Maduro's socialist regime has presided over economic devastation in Venezuela, where citizens are beset by rising prices and food and medical shortages. The country banned private gun ownership in 2012 under Maduro's authoritarian predecessor, Hugo Chavez.
The Associated Press reports that opposition leader Juan Guido took the streets to protest Maduro's government and called on the military to join him:
Anti-government demonstrators clashed with troops loyal to Venezuela President Nicolas Maduro at an air base in the capital hours after opposition leader Juan Guaidó took to the streets in a bold and risky attempt to lead a military uprising against the embattled socialist.
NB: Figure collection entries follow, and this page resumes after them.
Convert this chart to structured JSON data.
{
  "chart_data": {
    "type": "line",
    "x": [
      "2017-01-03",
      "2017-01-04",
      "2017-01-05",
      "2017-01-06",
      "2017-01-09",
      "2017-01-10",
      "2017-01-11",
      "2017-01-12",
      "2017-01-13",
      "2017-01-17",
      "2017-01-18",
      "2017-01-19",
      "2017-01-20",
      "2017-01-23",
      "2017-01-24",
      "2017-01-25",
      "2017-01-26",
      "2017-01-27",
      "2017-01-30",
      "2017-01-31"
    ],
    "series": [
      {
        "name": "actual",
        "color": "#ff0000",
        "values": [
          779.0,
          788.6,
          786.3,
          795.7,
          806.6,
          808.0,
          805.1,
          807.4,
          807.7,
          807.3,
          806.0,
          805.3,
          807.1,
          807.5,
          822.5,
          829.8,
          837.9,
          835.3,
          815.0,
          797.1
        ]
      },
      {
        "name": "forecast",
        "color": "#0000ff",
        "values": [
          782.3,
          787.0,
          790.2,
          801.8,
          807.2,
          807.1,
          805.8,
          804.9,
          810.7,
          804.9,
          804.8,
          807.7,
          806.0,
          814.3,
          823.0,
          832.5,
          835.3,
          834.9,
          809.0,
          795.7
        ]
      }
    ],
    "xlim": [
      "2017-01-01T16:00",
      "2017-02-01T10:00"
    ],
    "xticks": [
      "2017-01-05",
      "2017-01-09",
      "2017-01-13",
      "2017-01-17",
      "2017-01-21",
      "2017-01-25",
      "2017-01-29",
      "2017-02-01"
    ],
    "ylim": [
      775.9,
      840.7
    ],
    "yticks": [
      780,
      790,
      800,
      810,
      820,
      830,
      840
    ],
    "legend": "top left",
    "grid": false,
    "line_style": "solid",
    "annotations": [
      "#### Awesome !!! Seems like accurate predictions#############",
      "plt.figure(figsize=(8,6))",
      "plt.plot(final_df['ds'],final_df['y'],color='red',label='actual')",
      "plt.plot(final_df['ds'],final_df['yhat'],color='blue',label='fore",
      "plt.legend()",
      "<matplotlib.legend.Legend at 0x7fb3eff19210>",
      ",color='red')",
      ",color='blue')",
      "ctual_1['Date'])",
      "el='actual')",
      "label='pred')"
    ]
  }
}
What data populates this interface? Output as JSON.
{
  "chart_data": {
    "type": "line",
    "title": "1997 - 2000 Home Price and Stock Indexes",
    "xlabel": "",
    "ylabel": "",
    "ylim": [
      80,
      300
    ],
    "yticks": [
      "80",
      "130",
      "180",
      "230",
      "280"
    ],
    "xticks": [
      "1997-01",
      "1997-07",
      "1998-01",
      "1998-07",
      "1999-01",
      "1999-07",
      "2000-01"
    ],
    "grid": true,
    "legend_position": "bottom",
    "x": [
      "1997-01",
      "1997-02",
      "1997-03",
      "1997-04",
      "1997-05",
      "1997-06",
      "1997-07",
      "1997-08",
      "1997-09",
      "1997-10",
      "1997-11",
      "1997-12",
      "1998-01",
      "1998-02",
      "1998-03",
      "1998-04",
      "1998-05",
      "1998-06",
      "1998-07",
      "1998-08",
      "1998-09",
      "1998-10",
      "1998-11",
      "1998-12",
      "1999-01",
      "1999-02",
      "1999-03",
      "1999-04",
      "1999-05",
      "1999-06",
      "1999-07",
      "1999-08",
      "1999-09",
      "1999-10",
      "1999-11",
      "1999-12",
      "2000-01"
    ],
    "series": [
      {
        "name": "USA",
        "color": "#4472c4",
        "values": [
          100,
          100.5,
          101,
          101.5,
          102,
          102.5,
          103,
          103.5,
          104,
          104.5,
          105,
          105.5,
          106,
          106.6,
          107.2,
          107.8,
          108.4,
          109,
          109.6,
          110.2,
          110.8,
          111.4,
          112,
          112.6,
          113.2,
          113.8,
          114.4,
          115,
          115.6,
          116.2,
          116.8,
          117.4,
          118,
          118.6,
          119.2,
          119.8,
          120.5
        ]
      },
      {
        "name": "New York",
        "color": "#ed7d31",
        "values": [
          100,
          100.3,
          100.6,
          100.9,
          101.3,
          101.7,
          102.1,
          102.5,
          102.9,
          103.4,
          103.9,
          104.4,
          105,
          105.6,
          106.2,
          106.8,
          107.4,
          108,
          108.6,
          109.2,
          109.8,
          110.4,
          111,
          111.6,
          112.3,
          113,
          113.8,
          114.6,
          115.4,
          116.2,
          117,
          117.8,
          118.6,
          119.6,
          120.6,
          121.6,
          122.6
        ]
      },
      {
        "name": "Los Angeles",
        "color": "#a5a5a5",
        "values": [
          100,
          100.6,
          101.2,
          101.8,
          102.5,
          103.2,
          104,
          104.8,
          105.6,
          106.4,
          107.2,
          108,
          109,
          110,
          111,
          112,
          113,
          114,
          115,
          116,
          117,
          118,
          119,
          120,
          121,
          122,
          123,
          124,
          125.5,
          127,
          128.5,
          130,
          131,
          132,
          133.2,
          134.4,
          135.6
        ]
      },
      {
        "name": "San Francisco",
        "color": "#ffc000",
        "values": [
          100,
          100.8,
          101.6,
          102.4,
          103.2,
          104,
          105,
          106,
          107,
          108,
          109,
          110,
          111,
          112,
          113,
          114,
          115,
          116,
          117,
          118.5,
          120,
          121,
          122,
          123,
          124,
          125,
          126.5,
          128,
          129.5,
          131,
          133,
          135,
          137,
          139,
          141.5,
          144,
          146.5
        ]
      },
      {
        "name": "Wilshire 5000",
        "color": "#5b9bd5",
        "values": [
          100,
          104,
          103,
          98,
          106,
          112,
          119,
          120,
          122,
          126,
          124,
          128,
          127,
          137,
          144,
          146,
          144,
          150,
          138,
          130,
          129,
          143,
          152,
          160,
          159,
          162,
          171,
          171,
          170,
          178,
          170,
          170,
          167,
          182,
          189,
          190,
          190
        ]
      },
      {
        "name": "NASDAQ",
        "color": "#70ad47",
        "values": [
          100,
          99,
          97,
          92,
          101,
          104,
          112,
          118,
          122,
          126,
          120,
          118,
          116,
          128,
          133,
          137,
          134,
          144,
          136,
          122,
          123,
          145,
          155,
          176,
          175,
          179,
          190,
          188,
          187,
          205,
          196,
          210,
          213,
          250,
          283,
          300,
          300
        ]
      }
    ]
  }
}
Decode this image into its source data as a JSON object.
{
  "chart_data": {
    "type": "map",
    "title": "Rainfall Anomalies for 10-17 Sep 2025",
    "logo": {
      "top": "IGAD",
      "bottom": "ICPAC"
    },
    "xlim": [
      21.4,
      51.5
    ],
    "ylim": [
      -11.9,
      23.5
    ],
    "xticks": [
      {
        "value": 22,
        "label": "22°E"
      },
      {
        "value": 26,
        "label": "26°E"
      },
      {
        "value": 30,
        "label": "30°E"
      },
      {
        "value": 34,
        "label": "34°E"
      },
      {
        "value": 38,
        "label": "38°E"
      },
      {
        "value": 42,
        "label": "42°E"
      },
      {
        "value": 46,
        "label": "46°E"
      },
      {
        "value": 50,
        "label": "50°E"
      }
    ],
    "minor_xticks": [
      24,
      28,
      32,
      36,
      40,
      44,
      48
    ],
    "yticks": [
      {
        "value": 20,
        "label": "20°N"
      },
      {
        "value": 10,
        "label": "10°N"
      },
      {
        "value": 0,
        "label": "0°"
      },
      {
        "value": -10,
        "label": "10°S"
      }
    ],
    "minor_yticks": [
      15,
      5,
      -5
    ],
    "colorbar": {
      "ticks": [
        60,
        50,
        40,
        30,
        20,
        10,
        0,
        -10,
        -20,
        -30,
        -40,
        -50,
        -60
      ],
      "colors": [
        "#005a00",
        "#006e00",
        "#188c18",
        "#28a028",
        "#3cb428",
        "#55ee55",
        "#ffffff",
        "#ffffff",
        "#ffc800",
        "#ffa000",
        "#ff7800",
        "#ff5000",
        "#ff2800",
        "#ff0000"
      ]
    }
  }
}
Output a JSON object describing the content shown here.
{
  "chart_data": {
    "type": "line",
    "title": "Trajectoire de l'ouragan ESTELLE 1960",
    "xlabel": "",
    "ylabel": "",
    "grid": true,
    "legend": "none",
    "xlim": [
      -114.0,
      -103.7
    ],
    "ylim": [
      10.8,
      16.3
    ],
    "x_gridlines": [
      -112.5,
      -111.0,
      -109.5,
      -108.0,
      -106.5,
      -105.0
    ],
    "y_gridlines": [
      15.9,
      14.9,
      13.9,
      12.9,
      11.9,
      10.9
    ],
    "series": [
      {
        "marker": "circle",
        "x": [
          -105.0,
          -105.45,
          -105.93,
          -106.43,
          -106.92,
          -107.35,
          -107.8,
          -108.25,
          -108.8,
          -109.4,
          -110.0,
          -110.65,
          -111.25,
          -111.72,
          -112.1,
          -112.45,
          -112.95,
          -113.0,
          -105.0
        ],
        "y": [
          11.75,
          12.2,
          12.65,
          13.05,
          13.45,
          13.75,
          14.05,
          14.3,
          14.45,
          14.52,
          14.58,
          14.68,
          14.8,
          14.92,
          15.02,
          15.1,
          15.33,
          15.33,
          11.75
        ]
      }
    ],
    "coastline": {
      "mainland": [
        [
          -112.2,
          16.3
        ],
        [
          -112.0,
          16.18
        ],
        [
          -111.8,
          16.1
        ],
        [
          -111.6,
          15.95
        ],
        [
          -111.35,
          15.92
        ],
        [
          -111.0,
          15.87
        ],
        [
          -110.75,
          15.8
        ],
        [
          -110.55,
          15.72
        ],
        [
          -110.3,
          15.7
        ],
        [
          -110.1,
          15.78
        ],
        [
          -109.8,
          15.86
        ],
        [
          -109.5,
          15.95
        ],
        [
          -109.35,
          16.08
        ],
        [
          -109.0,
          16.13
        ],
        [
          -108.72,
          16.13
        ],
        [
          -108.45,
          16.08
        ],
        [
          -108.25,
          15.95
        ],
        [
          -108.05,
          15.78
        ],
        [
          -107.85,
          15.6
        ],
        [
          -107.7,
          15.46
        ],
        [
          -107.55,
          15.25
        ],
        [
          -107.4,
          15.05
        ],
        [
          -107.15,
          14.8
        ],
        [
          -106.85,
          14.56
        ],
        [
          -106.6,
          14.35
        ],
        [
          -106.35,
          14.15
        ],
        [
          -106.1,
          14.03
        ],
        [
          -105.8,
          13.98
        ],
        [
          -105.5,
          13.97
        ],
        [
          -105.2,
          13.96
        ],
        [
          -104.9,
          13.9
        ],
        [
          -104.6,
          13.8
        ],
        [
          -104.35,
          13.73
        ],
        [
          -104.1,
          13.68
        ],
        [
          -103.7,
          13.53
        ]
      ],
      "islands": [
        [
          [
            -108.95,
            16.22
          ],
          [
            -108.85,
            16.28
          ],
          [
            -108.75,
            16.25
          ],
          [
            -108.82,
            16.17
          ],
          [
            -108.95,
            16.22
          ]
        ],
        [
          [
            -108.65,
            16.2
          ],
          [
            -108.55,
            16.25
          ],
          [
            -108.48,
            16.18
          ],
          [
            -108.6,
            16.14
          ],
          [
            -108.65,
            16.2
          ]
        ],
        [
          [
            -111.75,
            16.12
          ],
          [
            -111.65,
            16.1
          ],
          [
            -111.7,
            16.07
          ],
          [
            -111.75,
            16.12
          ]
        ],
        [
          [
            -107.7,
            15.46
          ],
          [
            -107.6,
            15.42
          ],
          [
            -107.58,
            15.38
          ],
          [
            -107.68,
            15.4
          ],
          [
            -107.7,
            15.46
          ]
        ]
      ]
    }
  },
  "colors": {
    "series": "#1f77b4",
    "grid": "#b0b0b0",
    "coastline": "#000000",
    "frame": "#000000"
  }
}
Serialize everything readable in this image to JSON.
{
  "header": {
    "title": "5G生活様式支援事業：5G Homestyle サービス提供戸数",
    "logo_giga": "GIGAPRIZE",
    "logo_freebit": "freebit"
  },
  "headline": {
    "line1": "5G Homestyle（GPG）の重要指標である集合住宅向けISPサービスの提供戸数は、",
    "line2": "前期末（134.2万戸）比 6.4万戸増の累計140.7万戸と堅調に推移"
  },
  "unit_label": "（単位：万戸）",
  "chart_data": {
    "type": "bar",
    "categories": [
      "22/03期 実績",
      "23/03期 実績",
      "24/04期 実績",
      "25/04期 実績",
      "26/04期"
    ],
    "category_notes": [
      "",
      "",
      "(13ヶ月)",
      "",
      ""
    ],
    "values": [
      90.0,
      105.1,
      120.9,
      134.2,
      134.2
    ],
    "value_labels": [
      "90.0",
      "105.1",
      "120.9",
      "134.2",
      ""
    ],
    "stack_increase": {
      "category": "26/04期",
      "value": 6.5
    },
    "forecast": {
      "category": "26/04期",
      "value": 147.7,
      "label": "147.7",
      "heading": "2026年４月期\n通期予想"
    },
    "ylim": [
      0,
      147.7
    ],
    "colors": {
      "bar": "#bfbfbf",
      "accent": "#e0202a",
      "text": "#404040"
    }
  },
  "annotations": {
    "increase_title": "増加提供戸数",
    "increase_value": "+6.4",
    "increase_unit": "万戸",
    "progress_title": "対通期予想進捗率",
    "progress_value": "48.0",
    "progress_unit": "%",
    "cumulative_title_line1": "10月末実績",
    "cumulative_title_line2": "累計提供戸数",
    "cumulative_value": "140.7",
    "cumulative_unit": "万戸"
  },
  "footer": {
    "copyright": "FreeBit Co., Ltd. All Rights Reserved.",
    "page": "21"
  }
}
The early-morning rebellion seems to have only limited military support.
But it was by far the most-serious challenge yet to Maduro’s rule since Guaidó, with the backing of the U.S. and dozens of other countries, declared himself the country’s interim president in January in rejection of a government he accused of stealing last year’s presidential election.
The dramatic events began early Tuesday when Guaidó, flanked by a few dozen national guardsmen and some armored crowd control vehicles, released a three-minute video filmed near a Caracas air base in which he called on civilians and others in the armed forces to join a final push to topple Maduro.
Some of the clashes were captured on video. One showed Maduro soldiers in an armored vehicle running over protesters.